Trata-se de uma ave marinha de grande porte que impressiona por sua envergadura e silhueta inconfundível, apresentando um comprimento corporal de 1,1 a 1,5 metros e uma envergadura que ultrapassa facilmente os 2,28 metros. Exibe uma plumagem predominantemente pardo-escura no dorso e nas partes inferiores, contrastando de forma marcante com uma faixa branca que corre pelas laterais do pescoço e se estende até a nuca. Durante o período reprodutivo, o topo da cabeça exibe uma coloração amarelo-claro e a nuca desenvolve uma tonalidade castanho-escura. Sua característica mais notável é o bico enorme, de 34 a 41 centímetros, equipado com uma bolsa gular expansível que assume tons vibrantes de azul, cobalto e violeta durante a corte, enquanto a ponta do bico adquire uma coloração alaranjada ou avermelhada. Os juvenis de Pelecanus thagus são uniformemente marrom-acinzentados com o abdômen esbrançiçado, desprovidos das cores faciais vivas dos adultos.
Distribuição geográfica: Distribui-se ao longo da costa do Pacífico da América do Sul, intimamente associada ao sistema de ressurgência da Corrente de Humboldt. Sua área de distribuição principal estende-se desde o norte do Peru até o sul do Chile, alcançando regularmente a Ilha de Chiloé e, ocasionalmente, o extremo sul chileno. Registros acidentais ou erráticos ocorrem no sudoeste do Equador e na costa atlântica do sul da Argentina, geralmente associados a anomalias climáticas severas ou escassez crítica de recursos alimentares em suas áreas tradicionais de ocorrência.
Ambiente: Ocorre quase exclusivamente em ecossistemas marinhos costeiros de águas frias e temperadas. Frequenta baías protegidas, praias arenosas, costões rochosos e, principalmente, as ilhas guaneiras, que servem de refúgio seguro contra predadores terrestres. É extremamente raro encontrá-lo em ambientes continentais, limitando-se a estuários e lagunas costeiras salobras adjacentes ao oceano. Utiliza plataformas rochosas, falésias e infraestruturas portuárias como locais de repouso e secagem das asas.

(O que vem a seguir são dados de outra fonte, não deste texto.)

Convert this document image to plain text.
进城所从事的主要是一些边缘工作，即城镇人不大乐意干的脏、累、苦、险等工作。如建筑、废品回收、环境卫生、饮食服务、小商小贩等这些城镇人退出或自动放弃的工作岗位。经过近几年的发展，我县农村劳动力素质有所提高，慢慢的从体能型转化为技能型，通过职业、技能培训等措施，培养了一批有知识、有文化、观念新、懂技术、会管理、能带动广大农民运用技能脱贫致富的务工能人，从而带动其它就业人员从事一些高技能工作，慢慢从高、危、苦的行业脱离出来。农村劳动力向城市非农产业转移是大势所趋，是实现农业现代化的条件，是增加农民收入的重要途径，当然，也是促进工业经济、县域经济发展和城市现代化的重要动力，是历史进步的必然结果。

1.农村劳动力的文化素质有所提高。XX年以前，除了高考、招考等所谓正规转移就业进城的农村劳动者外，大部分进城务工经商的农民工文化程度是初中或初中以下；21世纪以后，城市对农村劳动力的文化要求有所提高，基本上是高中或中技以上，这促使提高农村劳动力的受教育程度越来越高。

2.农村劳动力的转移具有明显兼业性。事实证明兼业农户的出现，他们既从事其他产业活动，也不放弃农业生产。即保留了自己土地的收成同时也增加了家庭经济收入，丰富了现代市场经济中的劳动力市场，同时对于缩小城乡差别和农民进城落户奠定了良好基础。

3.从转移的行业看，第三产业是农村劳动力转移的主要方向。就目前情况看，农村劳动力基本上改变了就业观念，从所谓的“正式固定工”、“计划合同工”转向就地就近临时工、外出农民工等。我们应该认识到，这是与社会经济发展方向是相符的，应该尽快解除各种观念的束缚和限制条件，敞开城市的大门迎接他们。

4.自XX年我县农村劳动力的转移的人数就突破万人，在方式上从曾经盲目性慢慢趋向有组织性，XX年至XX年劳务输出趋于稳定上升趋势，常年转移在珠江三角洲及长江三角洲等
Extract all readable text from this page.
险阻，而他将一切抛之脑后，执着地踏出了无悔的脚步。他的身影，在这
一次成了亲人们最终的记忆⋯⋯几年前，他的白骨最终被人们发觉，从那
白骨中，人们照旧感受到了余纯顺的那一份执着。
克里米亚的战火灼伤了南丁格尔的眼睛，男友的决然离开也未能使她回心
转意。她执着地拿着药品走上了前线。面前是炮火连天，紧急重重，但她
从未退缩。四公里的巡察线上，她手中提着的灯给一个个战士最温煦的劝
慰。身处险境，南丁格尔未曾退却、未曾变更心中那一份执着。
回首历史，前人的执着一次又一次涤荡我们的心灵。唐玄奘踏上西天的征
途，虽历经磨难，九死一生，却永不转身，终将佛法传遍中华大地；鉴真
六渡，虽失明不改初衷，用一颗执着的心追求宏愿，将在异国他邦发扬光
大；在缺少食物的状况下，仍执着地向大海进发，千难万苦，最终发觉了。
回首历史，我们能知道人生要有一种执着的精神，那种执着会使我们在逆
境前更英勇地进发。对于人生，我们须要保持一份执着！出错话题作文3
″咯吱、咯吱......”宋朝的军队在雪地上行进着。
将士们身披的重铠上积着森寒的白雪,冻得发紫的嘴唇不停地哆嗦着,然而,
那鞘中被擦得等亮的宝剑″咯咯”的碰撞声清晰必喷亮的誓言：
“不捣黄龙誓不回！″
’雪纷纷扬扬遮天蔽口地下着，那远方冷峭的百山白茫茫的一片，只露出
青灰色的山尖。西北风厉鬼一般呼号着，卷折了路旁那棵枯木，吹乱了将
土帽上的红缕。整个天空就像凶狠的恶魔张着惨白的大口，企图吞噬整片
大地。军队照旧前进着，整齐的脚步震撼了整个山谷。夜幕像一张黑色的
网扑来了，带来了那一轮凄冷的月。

Alimentação: Apresenta uma dieta estritamente piscívora, demonstrando uma dependência extrema da anchoveta-peruana (Engraulis ringens), embora também consuma outros pequenos peixes pelágicos como o peixe-rei, a sardinha e ocasionalmente pequenos invertebrados marinhos. Para capturar suas presas, utiliza uma técnica espetacular de mergulho vertical a partir de alturas de 10 a 15 metros, chocando-se contra a água para capturar cardumes com sua bolsa gular expansível, que funciona como uma rede de arrasto. Ao emergir, elimina a água acumulada pelas laterais do bico antes de engolir as presas inteiras, sendo frequentemente alvo de cleptoparasitismo por gaivotas.
Comportamento: É uma espécie altamente gregária que voa e se alimenta em bandos organizados, adotando frequentemente formações em "V" ou longas linhas coordenadas a poucos centímetros da superfície da água, aproveitando o efeito solo para reduzir o gasto energético. É um planador elegante e eficiente no ar, porém desajeitado em terra firme devido às suas pernas curtas e pés totipalmados. É geralmente silencioso longe das colônias de nidificação, onde emite grasnidos ásperos, sopros e sons guturais graves durante disputas territoriais e exibições de corte, que incluem movimentos rítmicos de cabeça e expansão da bolsa gular.
Nidificação: O ciclo reprodutivo ocorre de forma colonial, reunindo milhares de casais em ilhas áridas e costões rochosos isolados. O ninho é uma depressão rasa escavada no solo arenoso ou pedregoso, delimitada por uma borda de guano, penas, algas e detritos marinhos secos. A fêmea realiza a postura de dois a três ovos de coloração branco-calcária, que são incubados por ambos os pais por meio de suas membranas digitais altamente vascularizadas durante um período de 32 a 35 dias. Os filhotes nascem sem penas e completamente dependentes do alimento pré-digerido que os adultos regurgitam diretamente em seus bicos, atingindo a maturidade para o voo por volta dos três meses de idade.
Categoria de conservação: Atualmente está classificada como Quase Ameaçada (NT) na Lista Vermelha da IUCN. Suas populações sofrem flutuações severas devido aos efeitos do fenômeno climático El Niño, que eleva a temperatura da água e afasta as populações de anchoveta, provocando alta mortalidade e abandono maciço de ninhos. Outras ameaças relevantes incluem a sobrepesca comercial de seus recursos alimentares, a perturbação antrópica nas colônias, a extração de guano e o impacto devastador de surtos recentes de influenza aviária altamente patogênica.